Certes, la décision n° 2019-783 QPC se présente à tous égards comme une affaire d’exception. Politiquement sensible (le président Fabius expliqua au début de l’audience publique que « le conseiller Juppé [avait] souhaité se déporter »), ses deux principaux temps commencent par l’adverbe « toutefois ». D’une part, la QPC est ainsi jugée recevable grâce à un « changement des circonstances » (§ 8) – laissons là le fait que le juge judiciaire ne se soit pas interrogé sur une précédente déclaration de conformité de la loi de 1962 modifiée1 – que le Conseil constitutionnel tire de la « QPC Cahuzac », la décision n° 2016-546 QPC du 24 juin 2016, et d’une seconde QPC fiscale du même jour2, sans rappeler qu’elles-mêmes avaient été permises par un autre « changement de circonstances », son resserrement de jurisprudence opéré le 18 mars 2015. D’autre part, sur le fond, alors que « les dispositions contestées tendent à réprimer de mêmes faits qualifiés de manière identique » (§ 11), elles sont déclarées conformes au principe de nécessité et de proportionnalité des peines, c’est-à-dire à l’article 8 de la déclaration de 1789, car elles « protègent des intérêts sociaux distincts aux fins de sanctions de nature différente » (§ 14), le Conseil constitutionnel opposant d’abord « le bon déroulement de l’élection du président de la République et, en particulier, l’égalité entre les candidats » – leur responsabilité « électorale », dirons-nous – et la sanction des « éventuels manquements à la probité des candidats et des élus », leur responsabilité pénale donc (§ 12), puis « pénalité financière » d’un côté et « peine d’emprisonnement » de l’autre (§ 13).

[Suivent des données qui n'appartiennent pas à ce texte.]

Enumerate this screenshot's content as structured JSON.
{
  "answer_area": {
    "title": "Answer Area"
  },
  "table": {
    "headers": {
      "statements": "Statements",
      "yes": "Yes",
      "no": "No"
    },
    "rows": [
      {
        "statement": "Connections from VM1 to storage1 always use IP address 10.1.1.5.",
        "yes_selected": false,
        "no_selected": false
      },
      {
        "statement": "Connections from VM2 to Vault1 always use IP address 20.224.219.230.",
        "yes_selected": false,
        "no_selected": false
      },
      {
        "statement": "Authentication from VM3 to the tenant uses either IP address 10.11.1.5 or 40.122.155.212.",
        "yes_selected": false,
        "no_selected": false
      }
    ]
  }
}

La motivation du 17 mai 2019 est ainsi à la fois en apparence habile et en réalité cruelle. Habile parce qu’en n’insistant pas, comme dans la décision Cahuzac, sur la gravité des manquements, le Conseil se garde de revenir sur la campagne de 2012. Cruelle parce que, en passant sous silence l’amende pénale (tout en mentionnant son caractère alternatif) pour mieux insister sur la différence de nature des punitions, elle souligne la gravité de la menace sur l’ancien président, le symbole de la prison pesant plus lourd qu’une amende de 3750 € qui représente seulement, en vertu du droit applicable en 2012, 1 % du montant de la sanction confirmée en 2013… Mais, si la décision n° 2019-783 QPC s’inscrit bien dans la ligne de la jurisprudence précédente, elle frappe surtout par ce qu’elle ne dit pas, tant du cas d’espèce (I) que du genre dans lequel s’inscrit la « responsabilité du candidat » (II).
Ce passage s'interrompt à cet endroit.